One of the most interesting paintings by Stech is A Walk before the Town Gates of Danzig from about 1670 in Brunswick [4], a mixed genre-portrait-landscape depiction rather rare on local ground, but having numerous and similar precedents in Dutch art, including works by Jan Steen and Gerard ter Borch. In his portraits, the artist profits again from the tempered elegance of likenesses of the Franco-Dutch type, as represented, for instance, by Nicolaes Maes, or later Caspar Netscher. A good example is constituted by the Portrait of Heinrich Schwarzwaldt (1682; Gdańsk, National Museum) [5]. There is also some Flemish influence in Stech’s work, visible mainly in still-lives by his hand [6], inspired perhaps by Jan Davidszoon de Heem from Leiden and Antwerp, but also in the use of Flemish prints from Rubens’ circle. They are, for instance, repeated in some of the compositions from a series of miniature monochrome histories in oil technique [7] from the 1670’s and 1680’s (National Museums in Gdańsk and Poznań).4

After the death of Andreas Stech in 1697, the Netherlandish influence in Danzig painting ultimately wanes. This was caused both by generally advancing French cultural impulses and changing of trade routes, sealed by another devastating conflict – the Northern War (1700-1721). In the 18th century, Danzig painters – now predominantly portraitists – look almost exclusively to patterns and ideas radiating from Paris, sometimes also from London. In the city, economically ailing and starting to export its artists and art treasures, one can perhaps only point to two more painters, who reach to the Low Countries for ideas.
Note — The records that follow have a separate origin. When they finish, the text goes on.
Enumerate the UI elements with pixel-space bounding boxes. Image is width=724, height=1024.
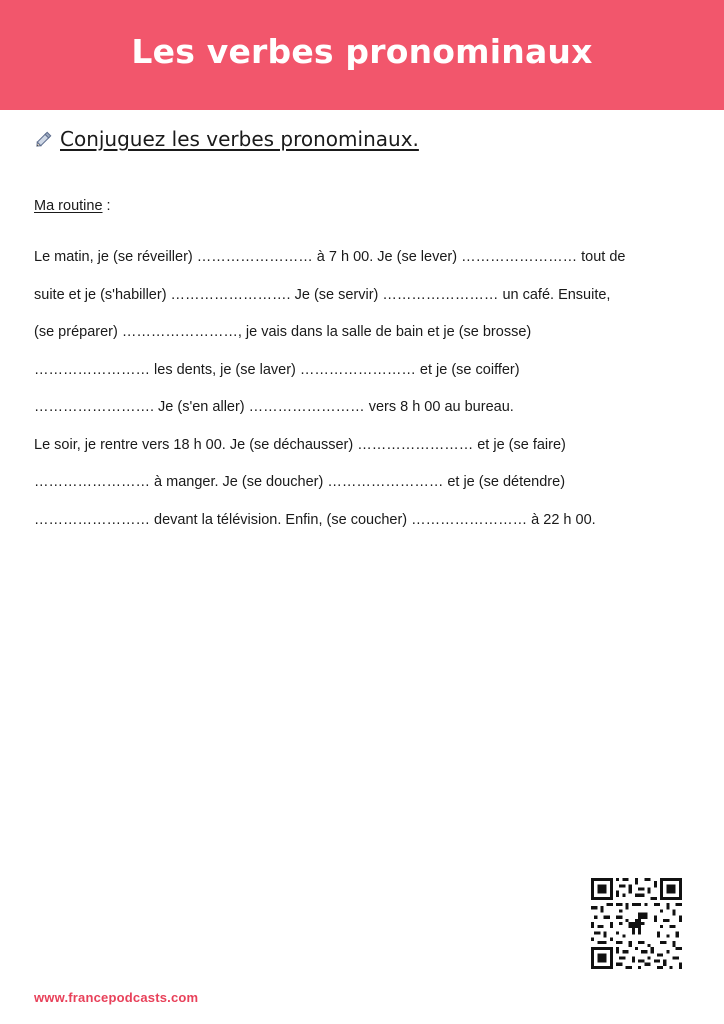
subtitle-suffix: : (102, 198, 111, 214)
subtitle-label: Ma routine (34, 198, 103, 214)
exercise-text (34, 246, 694, 546)
pencil-icon (34, 129, 54, 149)
qr-code[interactable] (591, 878, 682, 969)
title-banner (0, 0, 724, 110)
text-line: suite et je (s'habiller) ……………………. Je (se servir) …………………… un café. Ensuite, (34, 286, 611, 303)
text-line: (se préparer) ……………………, je vais dans la salle de bain et je (se brosse) (34, 324, 532, 340)
text-line: ……………………. Je (s'en aller) …………………… vers 8 h 00 au bureau. (34, 399, 514, 415)
text-line: Le matin, je (se réveiller) …………………… à 7 h 00. Je (se lever) …………………… tout de (34, 249, 626, 265)
text-line: …………………… à manger. Je (se doucher) …………………… et je (se détendre) (34, 474, 566, 490)
text-line: …………………… les dents, je (se laver) …………………… et je (se coiffer) (34, 361, 520, 378)
page-title: Les verbes pronominaux (131, 31, 593, 71)
footer-website-link[interactable]: www.francepodcasts.com (34, 990, 199, 1005)
text-line: …………………… devant la télévision. Enfin, (se coucher) …………………… à 22 h 00. (34, 511, 596, 528)
exercise-subtitle (34, 198, 111, 214)
instruction-heading (34, 127, 419, 151)
text-line: Le soir, je rentre vers 18 h 00. Je (se déchausser) …………………… et je (se faire) (34, 436, 566, 453)
instruction-text: Conjuguez les verbes pronominaux. (60, 127, 419, 151)
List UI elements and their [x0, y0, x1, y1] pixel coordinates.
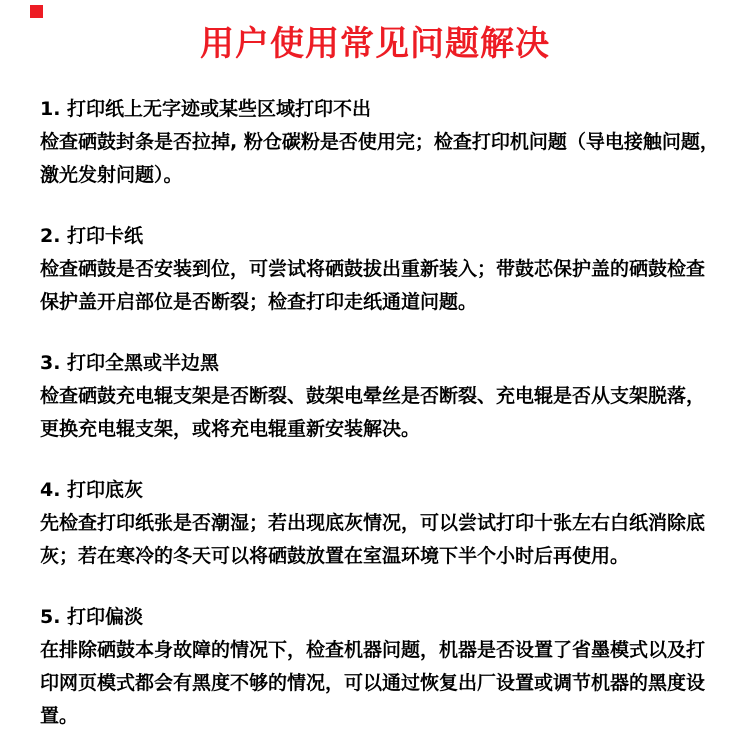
faq-section: [40, 93, 722, 192]
faq-section: [40, 220, 722, 319]
section-body: 检查硒鼓是否安装到位，可尝试将硒鼓拔出重新装入；带鼓芯保护盖的硒鼓检查保护盖开启部位是否断裂；检查打印走纸通道问题。: [40, 258, 706, 313]
section-heading: 4. 打印底灰: [40, 479, 144, 501]
section-heading: 5. 打印偏淡: [40, 606, 144, 628]
section-body: 检查硒鼓封条是否拉掉, 粉仓碳粉是否使用完；检查打印机问题（导电接触问题，激光发射问题）。: [40, 131, 719, 186]
faq-section: [40, 474, 722, 573]
section-body: 先检查打印纸张是否潮湿；若出现底灰情况，可以尝试打印十张左右白纸消除底灰；若在寒冷的冬天可以将硒鼓放置在室温环境下半个小时后再使用。: [40, 512, 706, 567]
section-body: 在排除硒鼓本身故障的情况下，检查机器问题，机器是否设置了省墨模式以及打印网页模式都会有黑度不够的情况，可以通过恢复出厂设置或调节机器的黑度设置。: [40, 639, 706, 727]
content: [0, 93, 750, 733]
red-corner-mark: [30, 5, 43, 18]
faq-section: [40, 601, 722, 733]
section-body: 检查硒鼓充电辊支架是否断裂、鼓架电晕丝是否断裂、充电辊是否从支架脱落，更换充电辊支架，或将充电辊重新安装解决。: [40, 385, 706, 440]
section-heading: 1. 打印纸上无字迹或某些区域打印不出: [40, 98, 372, 120]
section-heading: 3. 打印全黑或半边黑: [40, 352, 220, 374]
section-heading: 2. 打印卡纸: [40, 225, 144, 247]
faq-section: [40, 347, 722, 446]
page-title: 用户使用常见问题解决: [200, 24, 550, 64]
The first is Philipp Sauerland II (1677-1760/62), whose short artistic career in Danzig before moving to Breslau in 1715 comprised executing both portraits and still-lives. The latter works [8], better in quality, show influence by Jan Fyt, or Melchior de Hondecoeter,5 a more bleak version of exemplary works by Schultz. Sauerland’s colleague, Christian Friedrich von Falckenberg from Copenhagen (c. 1675-1745), could have been, on the contrary, inspired by Dutch art literature: Das Große Meister-Buch that he wrote in 1724-1745 on the history of city guild artists, still unpublished, but remaining one most important source for the subject, could have been in part inspired by the famous treatise by Karel van Mander, printed over a century earlier.6

6
Andreas Stech
Still life of fruit, cheese, bread and a Stoneware jug on a partly draped table, 1672-1678
Gdańsk, Muzeum Narodowe w Gdańsku, inv./cat.nr. MNG/SD/298/M


7
Andreas Stech
Christ and the Canaanite woman, 1689
Poznań, Muzeum Narodowe w Poznaniu, inv./cat.nr. PTPN 1426

8
Philipp Sauerland (II)
Hunting Still Life with Hare, dated 1714
Hamburg, Hamburger Kunsthalle, inv./cat.nr. 696


Notes

1 Pałubicki 2009, pp. 181-186; Tylicki 2012, p. 326.
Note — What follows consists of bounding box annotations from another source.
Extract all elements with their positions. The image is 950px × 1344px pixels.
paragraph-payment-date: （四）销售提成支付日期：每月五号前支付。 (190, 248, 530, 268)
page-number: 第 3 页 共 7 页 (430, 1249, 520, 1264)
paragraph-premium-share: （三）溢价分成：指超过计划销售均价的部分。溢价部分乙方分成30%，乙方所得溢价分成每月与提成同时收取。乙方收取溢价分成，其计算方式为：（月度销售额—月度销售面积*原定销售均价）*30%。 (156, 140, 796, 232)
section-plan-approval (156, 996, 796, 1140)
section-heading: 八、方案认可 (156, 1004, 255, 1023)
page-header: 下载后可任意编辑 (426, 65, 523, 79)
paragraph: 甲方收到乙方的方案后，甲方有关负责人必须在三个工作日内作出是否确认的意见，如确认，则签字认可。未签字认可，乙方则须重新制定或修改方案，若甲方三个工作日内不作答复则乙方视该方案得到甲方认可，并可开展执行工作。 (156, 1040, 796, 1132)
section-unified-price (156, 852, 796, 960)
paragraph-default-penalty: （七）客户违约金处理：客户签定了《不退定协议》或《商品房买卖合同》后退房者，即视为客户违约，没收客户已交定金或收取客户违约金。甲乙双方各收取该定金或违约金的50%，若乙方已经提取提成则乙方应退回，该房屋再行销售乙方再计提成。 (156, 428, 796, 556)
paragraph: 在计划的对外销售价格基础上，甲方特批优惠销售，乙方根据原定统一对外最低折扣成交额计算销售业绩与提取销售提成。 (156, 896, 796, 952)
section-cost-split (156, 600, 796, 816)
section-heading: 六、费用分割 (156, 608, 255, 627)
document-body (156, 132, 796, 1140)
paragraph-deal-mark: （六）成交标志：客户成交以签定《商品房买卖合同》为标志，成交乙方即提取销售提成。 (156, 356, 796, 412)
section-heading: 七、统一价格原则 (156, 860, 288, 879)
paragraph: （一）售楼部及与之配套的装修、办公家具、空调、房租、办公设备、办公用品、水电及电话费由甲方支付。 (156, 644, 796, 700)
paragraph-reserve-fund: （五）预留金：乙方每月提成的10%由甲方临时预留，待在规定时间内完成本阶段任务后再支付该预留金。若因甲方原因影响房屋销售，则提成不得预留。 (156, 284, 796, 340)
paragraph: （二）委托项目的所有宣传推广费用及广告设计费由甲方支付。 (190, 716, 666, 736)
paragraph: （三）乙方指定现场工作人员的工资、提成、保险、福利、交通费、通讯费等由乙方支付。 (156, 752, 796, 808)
2 Pałubicki 2009, pp. 272-275; Tylicki 2012, p. 326. According to analysis of sources by Pałubicki 2009, pp. 175-181, six sons of Daniel Duwens were also painters in Gdańsk.

3 There are plentiful publications on this high-class artist, but the first – and mostly successful - attempt at a written monograph is only recent: see Steinborn 2004.

4 The newest monograph: Grzybkowska 1979A. Some shortcomings of this book were later amended in several articles, to cite only Zasławska 2005 and Kaleciński 2011.

5 On this recently rediscovered painter, see Oszczanowski 1999 and Sobecka 2008.

6 Pałubicki 2009, pp. 214-219; Tylicki 2012, p. 330. Apart from his literary achievement, on which Pałubicki’s book is based to a large degree, Falckenberg left behind one known, partially preserved ceiling painting (Corpus Christi – Hl. Leichnam church in Gdańsk), which is however only average in class.